According to a 1953 book, "Edible and Poisonous Plants of Alaska," published by the University of Alaska, wild rhubarb leaves and stems were chopped and added to a pudding of flour and sugar, much like domestic rhubarb. Also, the young leaves were mixed with other greens and cooked like spinach.
Arctic Inuit sweetened the juice and made it into a beverage, according to another 1953 book, "Edible Plants of the Arctic." That book also said the stems were stewed and used as a pie filling.
The Inupiat made a dessert with the stored stalks, which were boiled, mixed with cranberries, raisins, dried apples or peaches and eaten as a dessert, according to a 1983 report, "Plants That We Eat," published in Kotzebue for the Maniilaq Association Traditional Nutrition Program .
That report also stated the stalks were "boiled into a sauce and used on cooked fish." Similarly, the fresh, chopped stalks were "mixed with whitefish or pike eggs and livers, oil, and sugar and eaten," and "eaten raw with seal oil and meat or fish."
Wild rhubarb was also boiled, "mixed with oil and sugar and used as a sauce for dumplings, cake or sweet breads."
According to the same report, Alaska wild rhubarb was used like celery and eaten with peanut butter (remember "ants on a log?).
Inupiat people also boiled the leaves and ate them as hot greens.
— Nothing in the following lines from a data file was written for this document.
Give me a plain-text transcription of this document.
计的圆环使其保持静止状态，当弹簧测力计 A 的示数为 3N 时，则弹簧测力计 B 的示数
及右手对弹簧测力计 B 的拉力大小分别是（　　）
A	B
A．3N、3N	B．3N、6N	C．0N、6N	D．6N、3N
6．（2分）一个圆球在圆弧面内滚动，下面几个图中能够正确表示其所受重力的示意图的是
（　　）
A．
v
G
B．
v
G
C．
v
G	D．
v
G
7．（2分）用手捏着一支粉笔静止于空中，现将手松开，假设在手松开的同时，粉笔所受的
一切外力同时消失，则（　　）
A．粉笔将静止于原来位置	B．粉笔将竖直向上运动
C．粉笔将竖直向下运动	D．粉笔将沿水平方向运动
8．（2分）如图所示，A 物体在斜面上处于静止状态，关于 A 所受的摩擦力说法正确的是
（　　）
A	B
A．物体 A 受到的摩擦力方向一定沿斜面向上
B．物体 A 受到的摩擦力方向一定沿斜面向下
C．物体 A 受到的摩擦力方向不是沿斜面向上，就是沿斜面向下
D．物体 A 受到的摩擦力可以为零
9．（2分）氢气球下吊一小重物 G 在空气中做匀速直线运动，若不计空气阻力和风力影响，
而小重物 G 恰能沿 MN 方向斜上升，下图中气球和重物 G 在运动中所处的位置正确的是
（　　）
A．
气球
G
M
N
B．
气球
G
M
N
The stalks were boiled and stored in a barrel for winter use.
When I was asked by Roberta to make pies for the Fourth of July celebration, I didn't make the connection with Fannie Quigley, although I knew about her old cabin nearby.
I used my Grandma Smith's Rhubarb Meringue Pie recipe that Fourth of July, as the hollow rhubarb cooked down a lot and had to be stretched to make four or five pies.
This recipe makes one pie:
1 T. butter, 2 cups diced rhubarb, 1 cup sugar.
Melt the butter in a saucepan and add the diced rhubarb and cup of sugar. Cook slowly until the rhubarb softens. Mix 1/4 cup sugar, 2 T. cornstarch, 2 egg yolks and 1/4 cup sweet cream, mix well and add to the hot rhubarb mixture. Cook until thick and poiur into a baked pie shell. Use the egg whites to make a meringue, adding 1/3 cup sugar and a 1/4 tsp. cream of tartar to the two whipped whites. Spread on the rhubarb filling, piling it into peaks, and bake until meringue is light brown.
Cool before serving, and refrigerate any leftovers.